Gli occhi di ghiaccio. Due volte su tre nelle descrizioni di Andrea Mandorlini spunta questo dettaglio, un gelo che affiora, la descrizione dell’inverno con cui osserva il mondo. Occhi di ghiaccio sa molto di Texas. Ci porta dritti dalle parti di Lance Armstrong e Clint Eastwood, altri due uomini inseguiti dall’addebito di avere la brina […]

Gli occhi di ghiaccio. Due volte su tre nelle descrizioni di Andrea Mandorlini spunta questo dettaglio, un gelo che affiora, la descrizione dell’inverno con cui osserva il mondo. Occhi di ghiaccio sa molto di Texas. Ci porta dritti dalle parti di Lance Armstrong e Clint Eastwood, altri due uomini inseguiti dall’addebito di avere la brina nello sguardo. Secondo livello di informazione (subliminale): dietro quello sguardo c’è perfidia. Non sempre, a dire il vero. Ma nulla ha fatto Mandorlini per non essere definito come l’allenatore più cattivo d’Italia, cattivo in senso politico, scorretto sarebbe meglio, incorrect, all’inglese. Nulla ha fatto per sottrarsi alla fama di irregolare, anzi a quell’irregolarità si è spesso aggrappato con orgoglio. Lui, l’antipatico con la A maiuscola. Fino a quest’anno, fino a un campionato in cui sta finora navigando da bravo ragazzo. Il primo.
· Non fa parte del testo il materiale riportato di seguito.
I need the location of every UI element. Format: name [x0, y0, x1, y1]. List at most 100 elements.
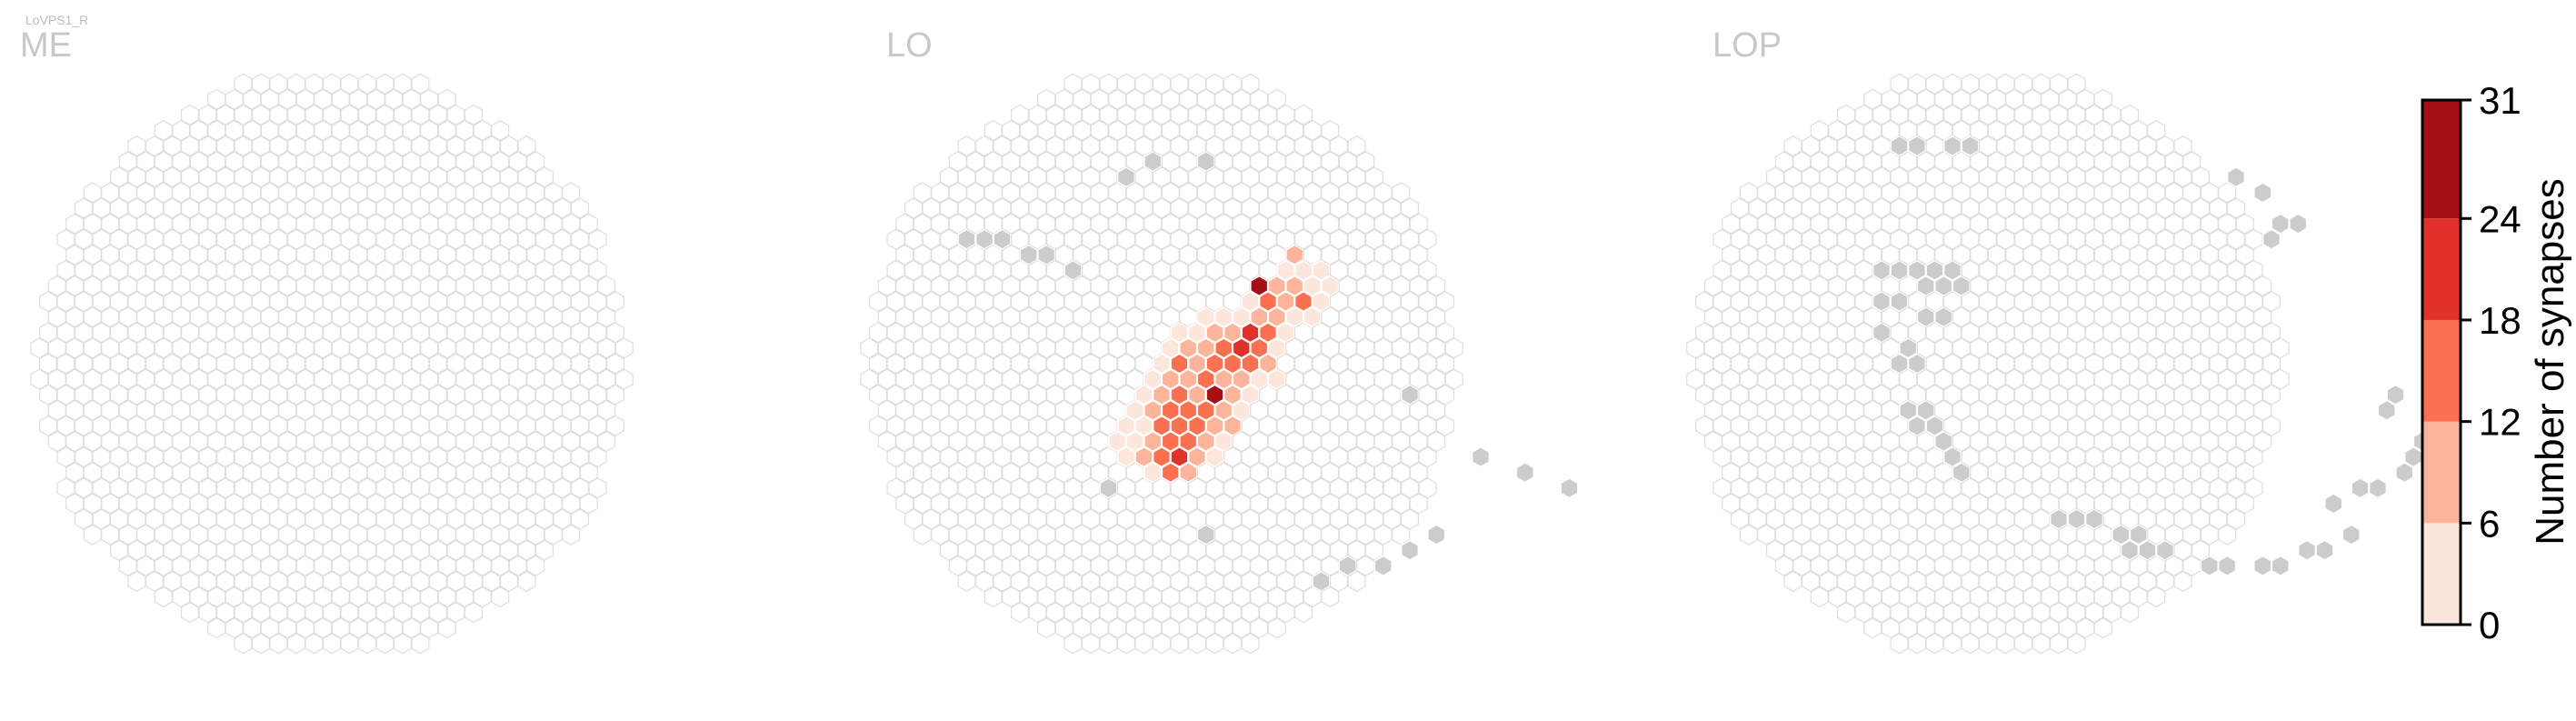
- empty-hex: [2138, 353, 2157, 375]
- empty-hex: [1383, 228, 1402, 250]
- empty-hex: [966, 555, 985, 576]
- empty-hex: [562, 182, 581, 204]
- empty-hex: [1356, 368, 1375, 390]
- no-data-hex: [1143, 150, 1163, 173]
- empty-hex: [1757, 493, 1776, 515]
- empty-hex: [358, 570, 376, 592]
- empty-hex: [1214, 493, 1233, 515]
- empty-hex: [1073, 586, 1092, 608]
- empty-hex: [92, 384, 111, 406]
- empty-hex: [1143, 617, 1163, 639]
- empty-hex: [56, 228, 75, 250]
- empty-hex: [2085, 322, 2103, 344]
- empty-hex: [2050, 322, 2068, 344]
- empty-hex: [1783, 353, 1802, 375]
- colorbar-frame: [2421, 98, 2462, 626]
- empty-hex: [2085, 353, 2103, 375]
- empty-hex: [588, 477, 607, 499]
- empty-hex: [1187, 166, 1207, 188]
- empty-hex: [1908, 104, 1926, 125]
- empty-hex: [1267, 151, 1286, 173]
- empty-hex: [2156, 197, 2174, 219]
- empty-hex: [1418, 353, 1437, 375]
- empty-hex: [1801, 353, 1821, 375]
- empty-hex: [1205, 104, 1224, 125]
- empty-hex: [1765, 508, 1785, 530]
- empty-hex: [1081, 73, 1101, 95]
- empty-hex: [579, 244, 598, 265]
- colorbar-tick-label: 0: [2479, 604, 2500, 646]
- empty-hex: [2271, 337, 2290, 359]
- empty-hex: [127, 166, 146, 188]
- empty-hex: [1819, 322, 1838, 344]
- empty-hex: [2067, 291, 2086, 313]
- empty-hex: [394, 197, 412, 219]
- empty-hex: [1196, 119, 1215, 142]
- empty-hex: [2050, 446, 2068, 468]
- empty-hex: [1383, 291, 1402, 313]
- empty-hex: [1241, 633, 1260, 655]
- empty-hex: [1373, 306, 1393, 328]
- empty-hex: [1010, 135, 1030, 157]
- empty-hex: [1010, 197, 1030, 219]
- empty-hex: [1321, 182, 1340, 204]
- empty-hex: [1686, 337, 1705, 359]
- empty-hex: [1979, 384, 1997, 406]
- empty-hex: [1810, 244, 1829, 265]
- empty-hex: [127, 228, 146, 250]
- no-data-hex: [1427, 524, 1446, 546]
- empty-hex: [482, 446, 501, 468]
- panel-lop: LOP: [1686, 26, 2431, 655]
- empty-hex: [181, 322, 199, 344]
- empty-hex: [198, 291, 217, 313]
- empty-hex: [939, 384, 959, 406]
- empty-hex: [1810, 306, 1829, 328]
- empty-hex: [375, 73, 394, 95]
- empty-hex: [2050, 228, 2068, 250]
- empty-hex: [2085, 384, 2103, 406]
- empty-hex: [1108, 462, 1127, 484]
- empty-hex: [1392, 182, 1411, 204]
- empty-hex: [1392, 430, 1411, 453]
- empty-hex: [2235, 244, 2254, 265]
- empty-hex: [411, 259, 430, 281]
- empty-hex: [1961, 415, 1980, 436]
- empty-hex: [1002, 213, 1021, 235]
- empty-hex: [1037, 430, 1056, 453]
- empty-hex: [2067, 228, 2086, 250]
- empty-hex: [1364, 446, 1384, 468]
- empty-hex: [2050, 570, 2068, 592]
- empty-hex: [2085, 570, 2103, 592]
- empty-hex: [1765, 446, 1785, 468]
- empty-hex: [2244, 322, 2263, 344]
- empty-hex: [234, 73, 253, 95]
- empty-hex: [1836, 291, 1856, 313]
- no-data-hex: [1312, 570, 1331, 593]
- empty-hex: [2014, 384, 2032, 406]
- empty-hex: [1712, 259, 1732, 281]
- empty-hex: [1241, 415, 1260, 436]
- empty-hex: [1214, 555, 1233, 576]
- empty-hex: [340, 135, 359, 157]
- empty-hex: [2156, 166, 2174, 188]
- empty-hex: [499, 322, 519, 344]
- empty-hex: [1722, 430, 1741, 453]
- empty-hex: [1081, 446, 1101, 468]
- empty-hex: [1267, 182, 1286, 204]
- empty-hex: [181, 291, 199, 313]
- empty-hex: [886, 446, 905, 468]
- empty-hex: [2227, 291, 2245, 313]
- empty-hex: [1054, 555, 1073, 576]
- empty-hex: [1712, 353, 1732, 375]
- empty-hex: [957, 259, 976, 281]
- empty-hex: [1303, 337, 1322, 359]
- empty-hex: [1712, 477, 1732, 499]
- empty-hex: [1836, 415, 1856, 436]
- no-data-hex: [2218, 555, 2237, 577]
- empty-hex: [340, 197, 359, 219]
- empty-hex: [394, 633, 412, 655]
- empty-hex: [2253, 430, 2272, 453]
- empty-hex: [948, 399, 967, 421]
- empty-hex: [1161, 306, 1180, 328]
L’unico passaggio in cui scorgere tracce della sua natura da inviso è nel giorno in cui gli ultrà del suo Verona intonano un canto funebre durante il minuto di silenzio per gli immigrati di Lampedusa. Mandorlini in tv quel giorno tiene lo sguardo sbilenco, mormora una cosa tipo: “Era un canto di chiesa”. Ha di nuovo gli occhi di ghiaccio. È la sola contravvenzione a un comportamento che sembra essersi dato, in linea con quanto nel dicembre del 2012 la giustizia sportiva gli prescrisse. Una sentenza unica nel suo genere. Era stato squalificato per essersi detto “nemico orgoglioso” di Livorno alla vigilia di una partita in cui le curve tireranno fuori tutto l’arsenale possibile di insulti, morte del povero Morosini compresa. Mandorlini patteggia 4 turni di stop e 20 mila euro di ammenda, il giudice aggiunge l’obbligo di “affermare con convinzione, fermezza e serietà in tutte le interviste televisive su reti nazionali pre e post gara o comunque con altri mezzi idonei, di credere fermamente nel rispetto dei valori sportivi e della funzione di unificazione sociale del calcio; ciò per almeno sette gare effettive di campionato una volta scontata la squalifica suddetta”. Una sorta di lavori socialmente utili.

Le sette partite sono trascorse da un bel po’. Certe esuberanze non si sono più ripetute. La serie A non gli avrebbe perdonato certe polemiche furbette seminate qua e là negli ultimi anni. Le corna rivolte ai tifosi del Cittadella. Il coro “Ti amo terrone” cantato nel luglio 2011 alla presentazione della squadra e dedicato ai tifosi della Salernitana che lo avevano fischiato. “Goliardia”, spiegherà poi, tirando la manella dopo aver lanciato la petrella. Poi arriva il rifiuto della maglia con la scritta “Benvenuto al Sud” che un bambino a Nocera (25 marzo 2012) gli porge prima della partita. “Valla a portare a quelli della curva”, gli dice mandandolo via. Alla fine aggiunge: “Farò festa quando retrocederete”. A giugno dello stesso anno il suo ds Gibellini annuncia l’addio al Verona dicendo di essere stato aggredito fisicamente da Mandorlini. Un mese dopo un altro pandemonio si scatena in sala stampa a Varese, pure stavolta c’è un bambino di mezzo. Infine Livorno, la squalifica, la svolta.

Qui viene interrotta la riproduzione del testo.